I didn’t intend to write about this today.
But remember the African proverb, “It takes a village to raise a child.”
It takes more than a mother and a father to raise a child in a world where too many fathers are absent and too many mothers are struggling to fill the hole these fathers left behind.
Is the violent behavior we are seeing in our streets a testament to our failure to build that village?
I can’t get the video out of my head of the young mother who was robbed and terrorized — twice — by a group of hooded and masked men who are likely juveniles.
Worse yet, at least three people — a bus driver and two motorists — kept going when the woman tried to flag them down after her assault.
And who can blame them given the carjackings and other crimes that happen far too frequently?
Thank God, the woman was not killed.
I can only imagine how difficult it must be for this young mother to stop reliving the trauma.
But where is the public outrage?
I must have missed the news conference with officials vowing to track down the people responsible for this heinous act.
I’m not naïve.
I know as long as there are humans, there will be good and evil, and we get to choose which path we are going to take.
But it is difficult to remain silent about how brazen criminals have become.
Homicides may be going down, but behind every crime statistic, there is someone who has been traumatized while doing the ordinary things of life.
The Rev. Oscar Crear, pastor of New Tiberia Baptist Church at 911 S. Kedzie, and a longtime activist and grief counselor who routinely witnesses the impact of violence on families, is trying to rebuild the village.
On Feb. 24, he hopes to bring together 100 mothers at his church to pray about violence, trauma and grief in their communities.
“We have lost about two generations, if not three,” he said. “I have buried three sons in one family.”
He added that he was collaborating with a church in Indianapolis to pray at the same time as the women in Chicago.
“The goal is for mothers to come together to strengthen each other,” Crear told me.
It would be a mistake to leave grandmothers out of the corporate prayer.
Lashawnda L. Pittman, the author of “Grandmothering While Black,” points out that more grandparents are currently raising their grandchildren than at any other time in American history.
Think about how difficult that has to be, especially when an infant boy becomes a disobedient teenager.
When young people get caught up in criminal activity, there’s enough blame to go around, Crear said.
“If I see you with $150 pair of gym shoes and I don’t ask where you got them from, it’s collusion,” he said. “We couldn’t bring anything home that my mother didn’t buy.”
I believe prayer can fix what goes wrong.
But I also believe, in some cases, parents should be held accountable for their child’s criminal behavior.
For instance, parents who turn a blind eye to their children who hide illegal guns in their homes and those guns are used in crimes, should be prosecuted.

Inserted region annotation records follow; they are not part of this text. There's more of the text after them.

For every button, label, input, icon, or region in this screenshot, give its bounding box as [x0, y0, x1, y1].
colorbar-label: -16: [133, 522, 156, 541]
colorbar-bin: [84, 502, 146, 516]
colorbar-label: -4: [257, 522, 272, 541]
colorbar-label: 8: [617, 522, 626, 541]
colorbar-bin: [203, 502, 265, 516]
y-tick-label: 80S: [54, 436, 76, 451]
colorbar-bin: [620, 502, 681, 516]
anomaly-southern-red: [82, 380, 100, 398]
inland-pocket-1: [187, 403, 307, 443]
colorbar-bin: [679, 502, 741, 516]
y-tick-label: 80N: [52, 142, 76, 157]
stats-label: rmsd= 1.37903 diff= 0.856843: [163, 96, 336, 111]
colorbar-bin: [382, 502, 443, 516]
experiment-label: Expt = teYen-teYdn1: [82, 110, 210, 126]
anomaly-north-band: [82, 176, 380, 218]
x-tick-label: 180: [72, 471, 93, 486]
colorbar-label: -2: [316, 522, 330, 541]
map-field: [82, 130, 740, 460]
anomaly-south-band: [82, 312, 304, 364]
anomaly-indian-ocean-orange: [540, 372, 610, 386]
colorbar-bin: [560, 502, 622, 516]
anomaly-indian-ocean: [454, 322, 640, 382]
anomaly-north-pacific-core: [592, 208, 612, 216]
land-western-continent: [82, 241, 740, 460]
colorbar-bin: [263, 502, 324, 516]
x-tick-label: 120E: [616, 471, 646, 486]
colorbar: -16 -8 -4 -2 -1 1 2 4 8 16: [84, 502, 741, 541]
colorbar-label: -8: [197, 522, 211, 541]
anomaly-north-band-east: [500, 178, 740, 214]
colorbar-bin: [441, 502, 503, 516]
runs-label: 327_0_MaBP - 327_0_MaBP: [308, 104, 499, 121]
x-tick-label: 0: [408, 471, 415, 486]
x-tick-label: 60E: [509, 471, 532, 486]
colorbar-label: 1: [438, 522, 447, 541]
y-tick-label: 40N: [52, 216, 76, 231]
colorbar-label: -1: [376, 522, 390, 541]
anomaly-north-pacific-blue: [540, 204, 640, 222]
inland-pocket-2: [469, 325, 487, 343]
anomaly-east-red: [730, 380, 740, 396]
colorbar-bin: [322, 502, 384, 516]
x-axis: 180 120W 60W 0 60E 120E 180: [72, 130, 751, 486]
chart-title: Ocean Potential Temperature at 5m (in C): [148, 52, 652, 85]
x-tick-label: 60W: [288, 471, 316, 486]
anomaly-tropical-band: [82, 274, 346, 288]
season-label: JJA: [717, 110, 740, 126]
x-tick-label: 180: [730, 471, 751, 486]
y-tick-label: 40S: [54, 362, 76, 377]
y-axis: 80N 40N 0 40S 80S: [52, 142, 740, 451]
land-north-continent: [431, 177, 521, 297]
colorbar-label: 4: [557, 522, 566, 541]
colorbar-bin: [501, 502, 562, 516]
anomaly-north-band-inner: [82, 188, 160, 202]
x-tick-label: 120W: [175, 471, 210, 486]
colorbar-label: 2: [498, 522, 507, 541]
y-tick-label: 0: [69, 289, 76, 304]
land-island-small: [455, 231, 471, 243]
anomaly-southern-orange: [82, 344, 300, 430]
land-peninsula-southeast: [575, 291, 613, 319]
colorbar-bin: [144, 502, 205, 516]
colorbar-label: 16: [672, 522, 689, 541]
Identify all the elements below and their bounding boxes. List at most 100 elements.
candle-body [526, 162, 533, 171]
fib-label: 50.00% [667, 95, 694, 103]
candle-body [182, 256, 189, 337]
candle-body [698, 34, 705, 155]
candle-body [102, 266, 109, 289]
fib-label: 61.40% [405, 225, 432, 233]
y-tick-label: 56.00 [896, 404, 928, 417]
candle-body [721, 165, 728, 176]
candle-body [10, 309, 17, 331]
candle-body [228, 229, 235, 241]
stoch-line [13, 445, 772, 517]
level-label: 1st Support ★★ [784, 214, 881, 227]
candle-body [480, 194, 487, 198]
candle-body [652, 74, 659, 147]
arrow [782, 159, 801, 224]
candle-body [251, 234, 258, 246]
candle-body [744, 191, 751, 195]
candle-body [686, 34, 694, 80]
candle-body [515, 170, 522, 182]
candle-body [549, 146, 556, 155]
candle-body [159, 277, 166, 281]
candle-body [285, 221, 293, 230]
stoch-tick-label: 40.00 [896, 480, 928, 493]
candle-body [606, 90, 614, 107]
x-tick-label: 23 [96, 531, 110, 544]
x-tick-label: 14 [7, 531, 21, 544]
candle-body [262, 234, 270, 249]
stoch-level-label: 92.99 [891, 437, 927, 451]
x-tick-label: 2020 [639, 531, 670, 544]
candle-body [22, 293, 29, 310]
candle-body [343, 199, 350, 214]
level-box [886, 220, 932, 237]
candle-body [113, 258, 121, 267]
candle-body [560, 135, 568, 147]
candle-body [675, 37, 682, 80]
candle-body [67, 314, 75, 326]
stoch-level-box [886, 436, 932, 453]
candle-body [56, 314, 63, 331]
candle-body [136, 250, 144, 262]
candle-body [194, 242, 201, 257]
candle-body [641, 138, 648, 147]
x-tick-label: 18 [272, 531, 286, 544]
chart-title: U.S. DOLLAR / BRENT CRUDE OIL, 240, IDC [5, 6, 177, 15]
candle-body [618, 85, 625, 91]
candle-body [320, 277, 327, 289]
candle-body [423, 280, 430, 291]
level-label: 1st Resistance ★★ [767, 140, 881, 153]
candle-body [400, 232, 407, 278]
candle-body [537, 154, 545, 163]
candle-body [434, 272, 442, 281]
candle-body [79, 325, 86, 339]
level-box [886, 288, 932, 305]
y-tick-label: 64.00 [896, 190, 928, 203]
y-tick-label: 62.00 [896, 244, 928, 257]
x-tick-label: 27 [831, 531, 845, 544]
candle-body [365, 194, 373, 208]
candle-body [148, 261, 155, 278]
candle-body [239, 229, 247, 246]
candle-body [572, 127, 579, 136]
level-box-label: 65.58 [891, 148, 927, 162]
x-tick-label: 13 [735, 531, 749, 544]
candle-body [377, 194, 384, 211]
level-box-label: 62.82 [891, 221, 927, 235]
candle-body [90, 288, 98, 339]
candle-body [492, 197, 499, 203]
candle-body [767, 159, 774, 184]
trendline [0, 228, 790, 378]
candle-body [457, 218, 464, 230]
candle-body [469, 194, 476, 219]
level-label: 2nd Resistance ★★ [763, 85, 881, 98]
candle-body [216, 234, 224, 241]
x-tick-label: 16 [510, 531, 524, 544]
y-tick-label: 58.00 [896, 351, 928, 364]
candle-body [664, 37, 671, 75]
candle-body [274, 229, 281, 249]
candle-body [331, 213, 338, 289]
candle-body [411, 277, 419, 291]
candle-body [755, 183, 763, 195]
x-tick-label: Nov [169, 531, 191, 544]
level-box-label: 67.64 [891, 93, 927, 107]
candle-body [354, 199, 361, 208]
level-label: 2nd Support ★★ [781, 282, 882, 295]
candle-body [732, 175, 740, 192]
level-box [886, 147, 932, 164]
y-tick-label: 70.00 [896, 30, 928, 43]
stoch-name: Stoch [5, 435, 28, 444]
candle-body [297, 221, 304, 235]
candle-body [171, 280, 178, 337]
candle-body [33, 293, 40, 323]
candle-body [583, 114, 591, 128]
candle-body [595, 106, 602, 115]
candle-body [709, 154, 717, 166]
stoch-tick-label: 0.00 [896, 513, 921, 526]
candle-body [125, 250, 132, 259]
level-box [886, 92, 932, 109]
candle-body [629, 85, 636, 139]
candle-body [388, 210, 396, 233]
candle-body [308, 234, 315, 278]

The Michigan jury that convicted the mother of school shooter Ethan Crumbley of involuntary manslaughter could set a precedent in cases involving school shootings and mental illness.
“One of the things that I hope happens is that younger women form partnerships with older women, and that it will open the door for them to come to counseling to try and redirect their lives and their children’s lives,” Crear said.
That’s where the village comes in.
Young people can’t see the consequences of their actions until it is too late.